Kistik fibrozis geni 7. kromozomda bulunmaktadır. Bu gende hastalığa yol açan en sık gen değişikliği (mutasyon) Delta F508’dir. Bu mutasyona batı ülkelerinde %70-80 sıklıkla rastlanılırken ülkemizde %20-30 oranında rastlanmaktadır. Ülkemizde görülen mutasyon çeşitliliği çok fazla olduğu için hastalarımızın önemli bir kısmında mevcut tarama testlerinde mutasyon saptanamamaktadır. Şu ana kadar tariflenmiş 1903 mutasyon bulunduğu düşünülürse hastalarımızda genetik araştırma ne yazık ki zahmetli bir süreç haline gelebilmektedir. Çocukta hastalık olması için anne ve babanın her ikisinin de hastalık açısından taşıyıcı olması gerekir. Anne veya babadan sadece birinde mutasyon varsa çocuk hasta olmaz.

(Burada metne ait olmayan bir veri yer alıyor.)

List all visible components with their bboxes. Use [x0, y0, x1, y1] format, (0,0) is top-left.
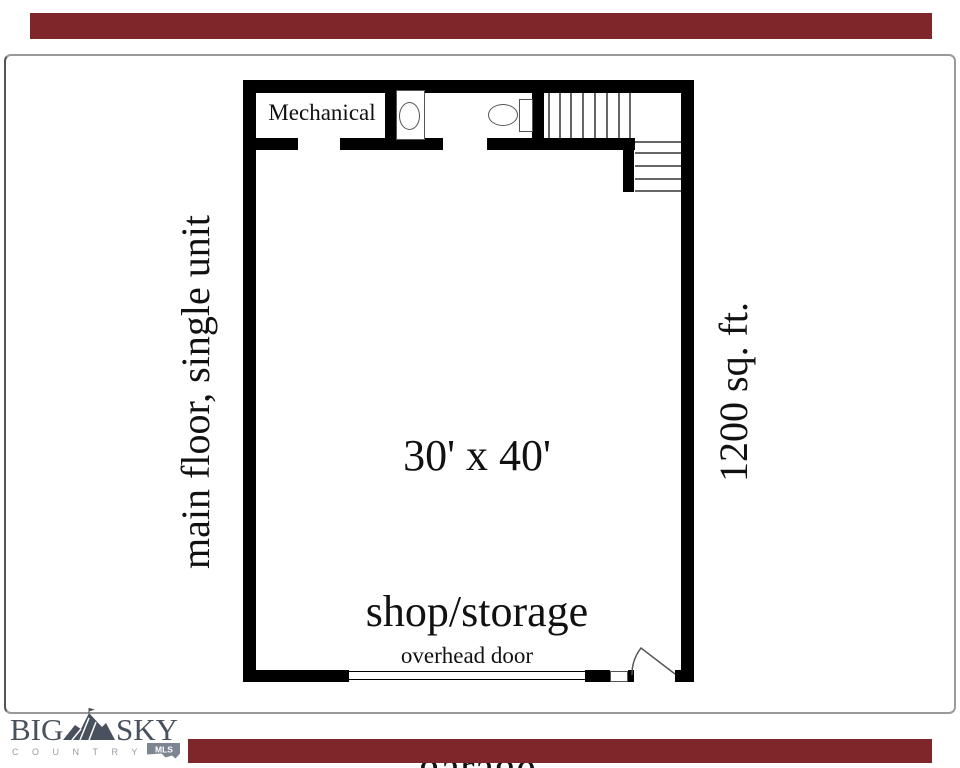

Kistik fibrozis in tip ve şiddeti kişiye göre farklılık göstermekle birlikte başlıca semptomlarını şöyle sıralayabiliriz ;

Sık sık tekrarlayan zatürre ve bronşit gibi akciğer enfeksiyonları

Balgam oluştuğunda inatçı öksürük

Hırıltı veya nefes darlığı

Çok tuzlu deri

Kronik sinüs enfeksiyonları

Burun içinde nazal polipler

Kötü kokulu yağlı dışkı

Bebeklerde kilo alımında yetersizlik ve büyüme geriliği

Özellikle yenidoğanlarda bağırsak tıkanıklığı

Ciddi kabızlık

Karında şişkinlik

Mide bulantısı

İştah kaybı 

Kistik fibrozis için tam anlamı ile iyileşme hali sağlayan herhangi bir tedavi olmamakla birlikte belirtileri hafifletmek ve yaşam kalitesini yükseltmek için yapılır. Bu sebeple Kistik fibrozis tanısı alan bireyin yakından izlenmesi gerekmektedir. Yoğun ve karmaşık bir tedavi süreci gerektiren Kistik fibrozis tedavisinde temel amaçlar şu şekilde sıralanabilir ,

Akciğerlerde oluşan enfeksiyonları önlemek ve kontrol altına almak

Akciğerlerden mukus çıkarmak

Bağırsak tıkanıklığını önlemek ve tedavi etmek

Yeterli ve dengeli beslenmeyi sağlamak

Sürekli olarak Diyetisyen kontrolünde beslenmeyi sağlamak belirtileri yok sayacak seviyeye çekebilmekte ve yaşam kalitesini yüksek oranda pozitif hale getirmektedir. Yaşamın olmas ise olmazı SU özellikle Kistik fibrozis tedavisinde en temel üründür. Günlük su tüketimimizi kontrol altında tutup en az 2,5 litre( ort. değer)  olacak şekilde düzenlemeyi ihmal etmiyelim.